Advanced Querying: Finding Deeper Insights with Cypher

Working with paths (-[:REL*]->)

  • The query finds and returns all paths where a node start is connected to a node end by one or two relationships of any type.
  • For example, the query below will exclude any paths with zero relationships, as well as any paths with three or more relationships. It specifically looks for and returns only paths with a length of exactly one or two.
// Create main chain
CREATE (a:Node {name: 'A'})
CREATE (b:Node {name: 'B'})
CREATE (c:Node {name: 'C'})
CREATE (d:Node {name: 'D'})
CREATE (e:Node {name: 'E'})
CREATE (f:Node {name: 'F'})

CREATE (a)-[:REL]->(b)
CREATE (b)-[:REL]->(c)
CREATE (c)-[:REL]->(d)
CREATE (d)-[:REL]->(e)
CREATE (e)-[:REL]->(f)

// Add branching paths
CREATE (b)-[:REL]->(g:Node {name: 'G'})
CREATE (g)-[:REL]->(d)

CREATE (c)-[:REL]->(h:Node {name: 'H'})
CREATE (h)-[:REL]->(e)

// Query
MATCH p = (start)-[:REL*1..2]->(end) RETURN p

Aggregations (COUNT, COLLECT)

You can group and summarize purchases to reveal trends:

  • Count how many users bought each product:
MATCH (:User)-[:PURCHASED]->(p:Product)
RETURN p.name AS product, COUNT(*) AS purchases
ORDER BY purchases DESC;
  • Collect all products purchased by a user:

MATCH (u:User)-[:PURCHASED]->(p:Product)
RETURN u.name AS user, COLLECT(p.name) AS products;

Chaining with WITH

WITH lets you break queries into logical steps, carry forward variables, and apply filters in between:

  • Find the top 3 products in each category:
MATCH (:User)-[:PURCHASED]->(p:Product)
WITH p.category AS category, p, COUNT(*) AS purchases
ORDER BY category, purchases DESC
WITH category, COLLECT({name: p.name, total: purchases})[0..3] AS topProducts
RETURN category, topProducts;

These techniques—paths, aggregation, and WITH—unlock the ability to move from raw graph data to actionable insights like purchase trends, popular categories, and hidden connections.
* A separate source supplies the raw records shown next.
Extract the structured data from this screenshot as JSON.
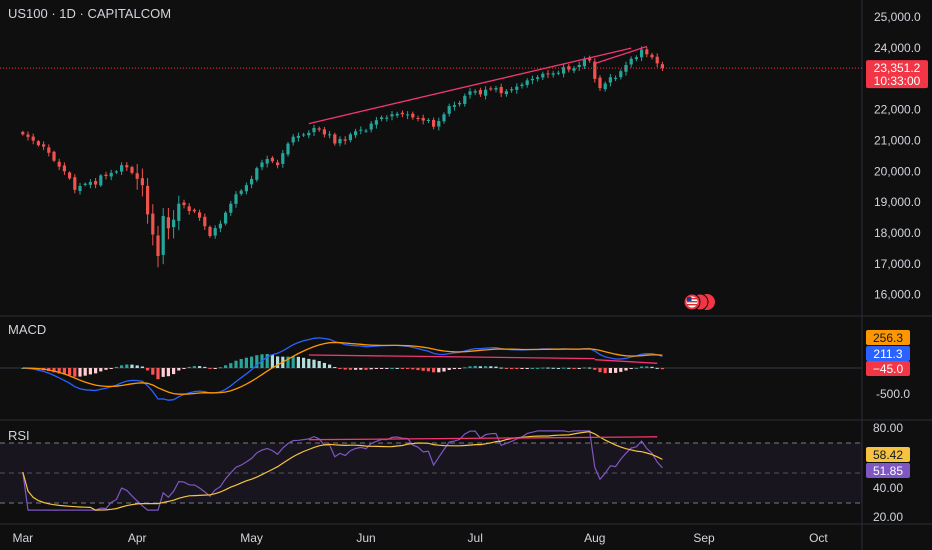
{
  "header": {
    "symbol_line": "US100 · 1D · CAPITALCOM"
  },
  "colors": {
    "up": "#26a69a",
    "down": "#ef5350",
    "macd": "#2962ff",
    "signal": "#ff9800",
    "rsi": "#7e57c2",
    "rsi_ma": "#f5c242",
    "trend": "#f23673",
    "price_tag": "#f23645",
    "hist_up_strong": "#26a69a",
    "hist_up_weak": "#b2dfdb",
    "hist_down_strong": "#ff5252",
    "hist_down_weak": "#ffcdd2"
  },
  "price_scale": {
    "ticks": [
      "25,000.0",
      "24,000.0",
      "23,000.0",
      "22,000.0",
      "21,000.0",
      "20,000.0",
      "19,000.0",
      "18,000.0",
      "17,000.0",
      "16,000.0"
    ],
    "tick_values": [
      25000,
      24000,
      23000,
      22000,
      21000,
      20000,
      19000,
      18000,
      17000,
      16000
    ],
    "last_price": "23,351.2",
    "last_price_value": 23351.2,
    "countdown": "10:33:00"
  },
  "macd_pane": {
    "title": "MACD",
    "ticks": [
      "-500.0"
    ],
    "tick_values": [
      -500
    ],
    "signal_label": "256.3",
    "macd_label": "211.3",
    "hist_label": "−45.0"
  },
  "rsi_pane": {
    "title": "RSI",
    "ticks": [
      "80.00",
      "40.00",
      "20.00"
    ],
    "tick_values": [
      80,
      40,
      20
    ],
    "ma_label": "58.42",
    "rsi_label": "51.85",
    "upper_band": 70,
    "lower_band": 30
  },
  "time_axis": {
    "labels": [
      "Mar",
      "Apr",
      "May",
      "Jun",
      "Jul",
      "Aug",
      "Sep",
      "Oct"
    ]
  },
  "chart_data": {
    "type": "candlestick",
    "title": "US100 · 1D · CAPITALCOM",
    "interval": "1D",
    "y_range": [
      15500,
      25300
    ],
    "x_range": [
      -4,
      161
    ],
    "month_start_index": {
      "Mar": 0,
      "Apr": 22,
      "May": 44,
      "Jun": 66,
      "Jul": 87,
      "Aug": 110,
      "Sep": 131,
      "Oct": 153
    },
    "anchor_closes": [
      [
        0,
        21200
      ],
      [
        3,
        20850
      ],
      [
        5,
        20600
      ],
      [
        8,
        20000
      ],
      [
        10,
        19400
      ],
      [
        13,
        19650
      ],
      [
        16,
        19850
      ],
      [
        19,
        20200
      ],
      [
        21,
        19950
      ],
      [
        23,
        19550
      ],
      [
        24,
        18600
      ],
      [
        25,
        17950
      ],
      [
        26,
        17250
      ],
      [
        27,
        18550
      ],
      [
        28,
        18150
      ],
      [
        30,
        18950
      ],
      [
        33,
        18700
      ],
      [
        36,
        17900
      ],
      [
        38,
        18300
      ],
      [
        40,
        18950
      ],
      [
        43,
        19550
      ],
      [
        45,
        20100
      ],
      [
        47,
        20400
      ],
      [
        49,
        20200
      ],
      [
        51,
        20900
      ],
      [
        53,
        21150
      ],
      [
        55,
        21250
      ],
      [
        57,
        21350
      ],
      [
        59,
        21200
      ],
      [
        60,
        20900
      ],
      [
        61,
        21050
      ],
      [
        63,
        21200
      ],
      [
        65,
        21350
      ],
      [
        67,
        21550
      ],
      [
        69,
        21750
      ],
      [
        71,
        21850
      ],
      [
        73,
        21850
      ],
      [
        75,
        21750
      ],
      [
        77,
        21650
      ],
      [
        79,
        21450
      ],
      [
        81,
        21850
      ],
      [
        83,
        22150
      ],
      [
        85,
        22450
      ],
      [
        87,
        22600
      ],
      [
        89,
        22650
      ],
      [
        91,
        22700
      ],
      [
        93,
        22600
      ],
      [
        95,
        22750
      ],
      [
        97,
        22950
      ],
      [
        99,
        23050
      ],
      [
        101,
        23150
      ],
      [
        103,
        23200
      ],
      [
        105,
        23300
      ],
      [
        107,
        23450
      ],
      [
        109,
        23600
      ],
      [
        110,
        23000
      ],
      [
        111,
        22700
      ],
      [
        112,
        22850
      ],
      [
        113,
        23050
      ],
      [
        115,
        23250
      ],
      [
        117,
        23650
      ],
      [
        119,
        23950
      ],
      [
        121,
        23700
      ],
      [
        122,
        23500
      ],
      [
        123,
        23351.2
      ]
    ],
    "trendlines": [
      {
        "from": [
          55,
          21550
        ],
        "to": [
          117,
          24000
        ],
        "panel": "price"
      },
      {
        "from": [
          110,
          23500
        ],
        "to": [
          120,
          24050
        ],
        "panel": "price"
      },
      {
        "from": [
          55,
          250
        ],
        "to": [
          110,
          180
        ],
        "panel": "macd"
      },
      {
        "from": [
          110,
          160
        ],
        "to": [
          122,
          90
        ],
        "panel": "macd"
      },
      {
        "from": [
          55,
          72
        ],
        "to": [
          122,
          74
        ],
        "panel": "rsi"
      }
    ],
    "macd": {
      "macd": 211.3,
      "signal": 256.3,
      "histogram": -45.0
    },
    "rsi": {
      "rsi": 51.85,
      "ma": 58.42
    }
  }
}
Connecting Neo4j to Your Application

Graph databases unlock powerful ways to model and query relationships, and Neo4j makes integration straightforward with its official drivers. In this post, we’ll cover the essentials: official driver support, a Python example, and best practices for safe and efficient queries.

Neo4j provides well-maintained drivers for popular languages:

  • Python
  • Java
  • JavaScript/TypeScript
  • .NET

These drivers use the Bolt/Neo4J protocol, ensuring fast, secure communication between your app and Neo4j.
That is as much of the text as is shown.